Татс умолк и вновь стал смотреть в небо. Тимаре страстно захотелось понять, что отразилось в его взгляде: ведь теперь он не желал делиться с ней своими чувствами. Он боится — или надеется, — что она на это согласится? Вообще-то, подобную идею Тимара услышала уже не в первый раз. В последнее время Джерд ясно давала понять, что намерена уделять внимание всем, кому пожелает, и никто не должен считать ее своей просто потому, что она провела с ним ночь. Или даже целый месяц. Трое или четверо хранителей, похоже, приняли такие отношения. Мало того, с несколькими из них у Джерд образовался подлинный союз, причем ее партнеры казались связанными не только с ней, но и друг с другом. Тимара сомневалась в том, что романы Джерд выдержат испытание временем, но решила игнорировать происходящее, поскольку знала: кое-кто посмеивается над ее собственной щепетильностью.
Однако если Татс предлагает это в качестве решения…
Она процедила:
— Если ты надеешься, что я соглашусь на такое, то вынуждена тебя разочаровать. Я не смогу быть и с тобой, и с Рапскалем, поскольку не считаю подобные отношения нормальными. И не собираюсь делить тебя с кем-то еще — не важно, Джерд это будет или нет. Мое сердце устроено по-другому.
Неожиданно Татс вздохнул с облегчением:
— И мое тоже. — Он взглянул на девушку — и она позволила ему взять ее за руки. — Я бы, пожалуй, согласился на компромисс, если бы это было единственным будущим, которое ты себе представляешь. Но лично я против такого подхода. Я хочу, чтобы ты принадлежала только мне, Тимара. Пусть даже мне и придется ждать.
Глубина его чувства застигла девушку врасплох. Татс понял ее замешательство.
— Тимара, я оказался здесь, в Кельсингре, не случайно. Я здесь ради тебя. Когда еще в Дождевых чащобах я сказал тебе и твоему отцу, что мечтаю о приключениях, то солгал. Я уже тогда следовал за тобой. И записался в хранители вовсе не потому, что в Трехоге у меня не было будущего… Просто я в принципе не мог представить себе будущего, в котором нет тебя. А то, что в конце концов нас угораздило попасть в Кельсингру, или то, что мы оба сильно изменились внешне, — это всё детали. Суть не в этом, а в моей любви к тебе.
У Тимары не было слов, чтобы ему ответить.
И Татс сбивчиво заговорил, чтобы хоть как-то заполнить паузу:
— Знаю, некоторые считают меня полным придурком из-за того, что я не способен идти на компромисс.

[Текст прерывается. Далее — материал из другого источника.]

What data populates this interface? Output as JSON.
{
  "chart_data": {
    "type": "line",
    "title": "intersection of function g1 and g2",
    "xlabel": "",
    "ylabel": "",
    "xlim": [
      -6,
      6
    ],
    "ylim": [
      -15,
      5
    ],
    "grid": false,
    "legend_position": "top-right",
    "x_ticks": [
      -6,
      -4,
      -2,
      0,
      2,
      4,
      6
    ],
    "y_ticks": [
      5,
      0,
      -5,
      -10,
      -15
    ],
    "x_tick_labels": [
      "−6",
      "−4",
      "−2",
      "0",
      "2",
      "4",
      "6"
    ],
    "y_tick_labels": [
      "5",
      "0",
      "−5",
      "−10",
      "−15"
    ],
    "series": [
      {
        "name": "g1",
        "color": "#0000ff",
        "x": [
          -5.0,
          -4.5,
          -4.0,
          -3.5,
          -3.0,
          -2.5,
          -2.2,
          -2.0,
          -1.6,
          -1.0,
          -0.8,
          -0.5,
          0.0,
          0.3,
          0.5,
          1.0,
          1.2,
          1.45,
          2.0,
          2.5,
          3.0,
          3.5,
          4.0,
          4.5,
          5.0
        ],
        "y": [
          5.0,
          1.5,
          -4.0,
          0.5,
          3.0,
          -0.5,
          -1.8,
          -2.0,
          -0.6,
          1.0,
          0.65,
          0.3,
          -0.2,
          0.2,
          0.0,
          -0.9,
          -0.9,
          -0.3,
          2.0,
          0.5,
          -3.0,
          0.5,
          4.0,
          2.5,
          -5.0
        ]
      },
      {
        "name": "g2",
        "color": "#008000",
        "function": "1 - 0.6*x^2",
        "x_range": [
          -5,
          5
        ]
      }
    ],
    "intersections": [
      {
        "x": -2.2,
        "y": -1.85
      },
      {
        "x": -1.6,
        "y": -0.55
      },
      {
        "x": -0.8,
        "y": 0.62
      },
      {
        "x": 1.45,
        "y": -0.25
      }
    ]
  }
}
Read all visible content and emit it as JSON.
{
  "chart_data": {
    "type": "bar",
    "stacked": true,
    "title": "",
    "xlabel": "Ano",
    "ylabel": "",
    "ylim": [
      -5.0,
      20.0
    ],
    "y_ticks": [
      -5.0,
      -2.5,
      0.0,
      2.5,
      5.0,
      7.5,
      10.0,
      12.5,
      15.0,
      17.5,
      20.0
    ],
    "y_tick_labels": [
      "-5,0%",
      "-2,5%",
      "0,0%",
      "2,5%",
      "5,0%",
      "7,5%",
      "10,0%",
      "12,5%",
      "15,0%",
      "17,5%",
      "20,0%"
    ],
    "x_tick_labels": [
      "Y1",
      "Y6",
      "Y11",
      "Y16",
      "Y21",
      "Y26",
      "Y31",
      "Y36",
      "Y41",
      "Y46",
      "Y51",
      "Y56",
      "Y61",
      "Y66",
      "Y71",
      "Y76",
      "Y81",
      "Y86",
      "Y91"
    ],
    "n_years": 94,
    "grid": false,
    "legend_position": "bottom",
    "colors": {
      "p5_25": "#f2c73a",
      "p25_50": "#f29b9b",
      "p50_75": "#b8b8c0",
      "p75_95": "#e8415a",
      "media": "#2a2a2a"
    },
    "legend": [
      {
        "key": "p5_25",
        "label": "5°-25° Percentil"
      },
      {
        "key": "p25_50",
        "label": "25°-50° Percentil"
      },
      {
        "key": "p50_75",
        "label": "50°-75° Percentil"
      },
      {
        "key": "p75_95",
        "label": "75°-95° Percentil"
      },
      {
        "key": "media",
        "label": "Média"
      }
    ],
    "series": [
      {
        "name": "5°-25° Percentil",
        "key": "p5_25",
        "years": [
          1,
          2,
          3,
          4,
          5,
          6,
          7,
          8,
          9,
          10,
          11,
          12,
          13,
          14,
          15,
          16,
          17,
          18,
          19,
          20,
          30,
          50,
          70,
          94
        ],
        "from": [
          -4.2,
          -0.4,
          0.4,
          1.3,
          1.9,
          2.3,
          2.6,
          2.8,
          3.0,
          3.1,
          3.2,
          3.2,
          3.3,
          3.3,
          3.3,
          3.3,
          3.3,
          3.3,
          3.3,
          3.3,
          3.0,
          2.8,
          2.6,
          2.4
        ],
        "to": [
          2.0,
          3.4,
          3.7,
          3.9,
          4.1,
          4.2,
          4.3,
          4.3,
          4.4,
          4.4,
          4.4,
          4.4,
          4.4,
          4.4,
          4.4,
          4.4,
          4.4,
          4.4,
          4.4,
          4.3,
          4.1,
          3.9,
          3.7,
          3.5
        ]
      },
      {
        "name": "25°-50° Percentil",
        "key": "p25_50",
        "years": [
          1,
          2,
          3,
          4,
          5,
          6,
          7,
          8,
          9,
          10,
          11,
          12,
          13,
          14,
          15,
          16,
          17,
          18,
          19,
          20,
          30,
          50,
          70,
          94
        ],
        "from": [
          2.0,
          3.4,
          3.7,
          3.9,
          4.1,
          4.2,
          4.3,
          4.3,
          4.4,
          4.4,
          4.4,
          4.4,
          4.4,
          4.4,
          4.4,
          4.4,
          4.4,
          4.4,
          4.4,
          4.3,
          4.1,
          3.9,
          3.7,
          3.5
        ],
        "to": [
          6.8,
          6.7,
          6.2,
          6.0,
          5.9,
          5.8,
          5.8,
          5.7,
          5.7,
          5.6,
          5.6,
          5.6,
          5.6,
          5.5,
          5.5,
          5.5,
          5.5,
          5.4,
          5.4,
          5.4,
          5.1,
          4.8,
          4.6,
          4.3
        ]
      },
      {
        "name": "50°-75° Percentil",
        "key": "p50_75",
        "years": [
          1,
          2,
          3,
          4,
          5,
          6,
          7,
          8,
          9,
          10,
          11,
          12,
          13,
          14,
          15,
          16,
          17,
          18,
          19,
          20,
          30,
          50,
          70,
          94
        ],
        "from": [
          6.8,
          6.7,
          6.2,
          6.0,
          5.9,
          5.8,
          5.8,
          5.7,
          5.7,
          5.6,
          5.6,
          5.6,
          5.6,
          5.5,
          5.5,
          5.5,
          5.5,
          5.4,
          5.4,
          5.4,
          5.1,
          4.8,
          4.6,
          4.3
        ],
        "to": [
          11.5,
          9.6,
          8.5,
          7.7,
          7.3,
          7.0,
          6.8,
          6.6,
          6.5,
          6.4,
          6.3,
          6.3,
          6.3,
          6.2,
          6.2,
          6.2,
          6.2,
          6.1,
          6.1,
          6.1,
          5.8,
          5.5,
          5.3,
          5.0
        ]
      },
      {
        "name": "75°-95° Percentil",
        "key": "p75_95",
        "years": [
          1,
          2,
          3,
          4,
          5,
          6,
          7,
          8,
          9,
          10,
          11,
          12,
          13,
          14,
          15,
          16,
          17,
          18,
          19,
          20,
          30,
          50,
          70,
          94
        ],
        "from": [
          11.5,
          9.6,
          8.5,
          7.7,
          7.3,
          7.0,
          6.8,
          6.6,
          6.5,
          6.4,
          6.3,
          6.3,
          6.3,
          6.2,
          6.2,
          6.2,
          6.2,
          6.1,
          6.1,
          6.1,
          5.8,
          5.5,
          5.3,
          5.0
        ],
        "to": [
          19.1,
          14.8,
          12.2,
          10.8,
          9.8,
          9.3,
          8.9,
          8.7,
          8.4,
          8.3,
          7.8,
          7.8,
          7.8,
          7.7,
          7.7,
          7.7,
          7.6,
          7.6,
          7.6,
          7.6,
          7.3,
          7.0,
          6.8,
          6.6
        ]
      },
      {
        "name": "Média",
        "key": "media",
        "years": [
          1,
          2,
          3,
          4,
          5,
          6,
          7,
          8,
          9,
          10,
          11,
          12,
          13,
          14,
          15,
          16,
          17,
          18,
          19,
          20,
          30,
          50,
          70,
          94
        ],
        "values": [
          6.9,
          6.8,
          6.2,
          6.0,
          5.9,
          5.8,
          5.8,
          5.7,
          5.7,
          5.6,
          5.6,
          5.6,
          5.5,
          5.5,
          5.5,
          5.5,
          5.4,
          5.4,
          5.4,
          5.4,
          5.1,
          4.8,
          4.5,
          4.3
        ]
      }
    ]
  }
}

Недавно после ужина, когда ты гуляла с Рапскалем, Джерд отозвала меня в сторонку и попросила помочь. Дескать, у нее в комнате на высокой полке лежит что-то такое, до чего ей никак не дотянуться. Однако это оказалось только предлогом, ничего там не было. Но когда мы остались наедине, Джерд сказала, что у нее, в отличие от тебя, проблем с мужчинами нет. И если я ее хочу, то могу быть с ней — и продолжать ухаживать за тобой, если я еще питаю к тебе интерес. Она заверила меня, что будет держать все в тайне и ты никогда ничего не узнаешь. — Татс посмотрел Тимаре в глаза и поспешно напомнил: — Это слова Джерд, а не мои. Я не согласился — решительно отверг ее предложение. — И добавил тихим голосом: — Я не повторю ошибку, доверившись ей. Однако Джерд удалось заставить меня почувствовать себя полным идиотом, потому что, как она выразилась, я не могу «отмахнуться от замшелых старомодных правил и жить так, как нам захочется». Джерд откровенно потешалась надо мной. — Он откашлялся. — Рапскаль тоже на меня давил. И хотя он надо мной не смеялся, но повторял, что через пару десятков лет я непременно изменю свое мнение. Рапскаль так легко принимает новые идеи! А я не могу.